Classifying captured data in unknown format?
- by monch1962
I've got a large set of captured data (potentially hundreds of thousands of records), and I need to be able to break it down so I can both classify it and also produce "typical" data myself. Let me explain further...
If I have the following strings of data:
132T339G1P112S
164T897F5A498S
144T989B9B223T
155T928X9Z554T
...
you might start to infer the following:
possibly all strings are 14 characters long
the 4th, 8th, 10th and 14th characters may always be alphas, while the rest are numeric
the first character may always be a '1'
the 4th character may always be the letter 'T'
the 14th character may be limited to only being 'S' or 'T'
and so on...
As you get more and more samples of real data, some of these "rules" might disappear; if you see a 15 character long string, then you have evidence that the 1st "rule" is incorrect. However, given a sufficiently large sample of strings that are exactly 14 characters long, you can start to assume that "all strings are 14 characters long" and assign a numeric figure to your degree of confidence (with an appropriate set of assumptions around the fact that you're seeing a suitably random set of all possible captured data).

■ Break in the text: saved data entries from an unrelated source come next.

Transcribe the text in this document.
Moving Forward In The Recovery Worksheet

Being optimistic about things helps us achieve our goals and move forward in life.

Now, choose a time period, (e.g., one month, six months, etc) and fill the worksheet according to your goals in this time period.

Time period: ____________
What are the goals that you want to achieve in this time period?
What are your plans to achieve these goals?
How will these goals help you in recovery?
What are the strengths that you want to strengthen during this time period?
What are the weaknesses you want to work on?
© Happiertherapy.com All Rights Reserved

As you can probably tell, a human can do a lot of this classification by eye, but I'm not aware of libraries or algorithms that would allow a computer to do it.

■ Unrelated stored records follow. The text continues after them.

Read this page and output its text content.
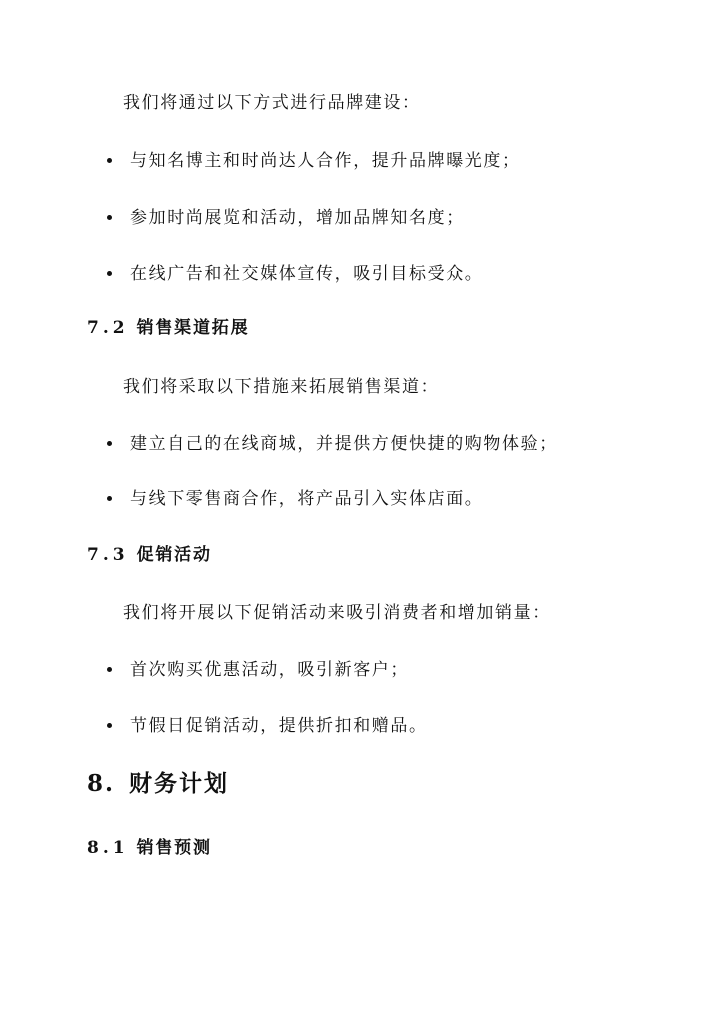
我们将通过以下方式进行品牌建设：
与知名博主和时尚达人合作，提升品牌曝光度；
参加时尚展览和活动，增加品牌知名度；
在线广告和社交媒体宣传，吸引目标受众。
7.2 销售渠道拓展
我们将采取以下措施来拓展销售渠道：
建立自己的在线商城，并提供方便快捷的购物体验；
与线下零售商合作，将产品引入实体店面。
7.3 促销活动
我们将开展以下促销活动来吸引消费者和增加销量：
首次购买优惠活动，吸引新客户；
节假日促销活动，提供折扣和赠品。
8. 财务计划
8.1 销售预测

Given a set of captured data (significantly more complex than the above...), are there libraries that I can apply in my code to do this sort of classification for me, that will identify "rules" with a given degree of confidence?
As a next step, I need to be able to take those rules, and use them to create my own data that conforms to these rules. I assume this is a significantly easier step than the classification, but I've never had to perform a task like this before so I'm really not sure how complex it is.
At a guess, Python or Java (or possibly Perl or R) are possibly the "common" languages most likely to have these sorts of libraries, and maybe some of the bioinformatic libraries do this sort of thing. I really don't care which language I have to use; I need to solve the problem in whatever way I can.
Any sort of pointer to information would be very useful. As you can probably tell, I'm struggling to describe this problem clearly, and there may be a set of appropriate keywords I can plug into Google that will point me towards the solution.
Thanks in advance